Typical DCM analysis workflow, with the names of specific analysis technologies underneath
  1. Model specification. For each participant, specify a model that describes how experimental stimuli (or the resting state) generated their neural activity and connectivity, and in turn, their neuroimaging data. These models contain parameters - unknown quantities such as neural connection strengths, which we wish to estimate from the data.

  2. Model estimation (or model inversion). The software will find a setting of the parameters that makes the model as good as possible. Here, the measure of goodness is a statistic called the free energy or evidence lower bound (ELBO), which quantifies the trade-off between the model’s accuracy and complexity.

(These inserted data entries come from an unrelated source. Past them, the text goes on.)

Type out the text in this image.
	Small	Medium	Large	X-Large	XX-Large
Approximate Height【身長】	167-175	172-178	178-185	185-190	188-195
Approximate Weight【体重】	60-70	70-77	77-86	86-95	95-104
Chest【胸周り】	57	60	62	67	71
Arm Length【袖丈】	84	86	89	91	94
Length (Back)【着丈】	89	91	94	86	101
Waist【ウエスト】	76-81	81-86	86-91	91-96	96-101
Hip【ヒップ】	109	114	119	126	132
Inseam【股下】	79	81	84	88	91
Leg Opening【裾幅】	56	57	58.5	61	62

  3. Group level modelling. Take all participants’ estimated parameters to the group level and fit a second level model, using an approach called Parametric Empirical Bayes (PEB). This captures the commonalities and differences between participants, and returns a score for the quality of the entire group-level model (free energy).

  4. Bayesian model comparison. Compare the free energy of different candidate group-level (PEB) models, which differ in terms of which connectivity parameters or covariates are included.

  5. Predictive validity. Optionally, assess the predictive accuracy of the model parameters using cross-validation, to evaluate whether the detected effects were large enough to be useful.

What’s the technical definition of DCM?

DCM can refer to:
1. Dynamic Causal Modelling, which is a set of mathematical methods for modelling data.
2. Dynamic Causal Model, which is a specific model created using this framework.
3. The software implementation in SPM and other packages.

From a technical perspective, Dynamic Causal Modelling has two key ingredients:
- State space models, which define the dynamics of latent variables (such as neural voltages, conductances), as well as how these latent variables give rise to data.
- Variational Bayes methods, which rapidly score the evidence for candidate models, enabling Bayesian model comparison.